E che dire che parte dell’oro italiano si trova alla BIS che non mi risulta sia la banca centrale Svizzera, ma viene presentata da Angela come se lo fosse?  Sta proprio nel nome della banca di usare l’oro per i loro regolamenti internazionali.

Ovviamente il youtubino del documentario Rai1 non ci svela quanto oro fisico si trova entro i confini nazionali italiani:

Ma quanto oro c’è esattamente dentro la sagrestia, qual è il suo valore? Beh, è impossibile riuscire a dare una cifra esatta, e sarebbe sbagliato.

Sarebbe sbagliato perché trasparenza mai, guai. E poi non è mica del popolo italiano questo oro. È di proprietà delle maggiori banche italiane azionisti della Bankitalia.

Angela continua però dicendo che il bilancio dell’oro fisico custodito in Italia alla fine del 2005 era di oltre 20 miliardi di euro. Ma secondo la banca in dicembre 2005 il valore dell’oro e crediti in oro era di 34,3 miliardi di euro. La Banca d’Italia possedeva quindi 7 anni fa neanche il 60% del proprio oro. 

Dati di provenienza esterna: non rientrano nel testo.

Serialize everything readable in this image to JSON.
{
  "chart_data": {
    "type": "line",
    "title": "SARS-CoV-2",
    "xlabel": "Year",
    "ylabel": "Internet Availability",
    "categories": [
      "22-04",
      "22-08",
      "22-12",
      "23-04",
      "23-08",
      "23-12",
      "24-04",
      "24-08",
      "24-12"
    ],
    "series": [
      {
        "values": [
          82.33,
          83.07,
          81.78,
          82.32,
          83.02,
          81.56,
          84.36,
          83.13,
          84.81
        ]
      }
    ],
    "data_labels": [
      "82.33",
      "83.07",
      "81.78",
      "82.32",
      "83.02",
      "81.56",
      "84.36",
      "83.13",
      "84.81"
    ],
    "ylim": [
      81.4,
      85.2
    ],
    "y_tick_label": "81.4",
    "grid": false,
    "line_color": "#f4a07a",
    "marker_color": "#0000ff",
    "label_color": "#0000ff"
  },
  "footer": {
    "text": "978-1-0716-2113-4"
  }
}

Perché l’oro lo possiede chi lo tiene fisicamente. Oro è moneta, altrimenti la Banca d’Italia e tutte le altre banche nazionali non si sarebbero mai preoccupate tanto. Se poi le mie monete si trovano nel portafoglio di un’altra persona, che non me le fa guardare, figuriamoci toccare, quelle monete sono mie solo se la mia bomba atomica è più grande della sua.

Anche due parlamentari italiani trovano inquietante la situazione della riserva ed è in corso da gennaio 2012 una INTERROGAZIONE A RISPOSTA SCRITTA per sapere chi esattamente è il proprietario, e quando e perché è stata presa la decisione di spostare l’oro all’estero e se ancora sta nell’interesse dell’Italia tenerlo lontano.

Attendiamo. Purtroppo questi due sottoscrittori fanno molto meno rumore del loro collega tedesco che qualche risultato l’ha ottenuto.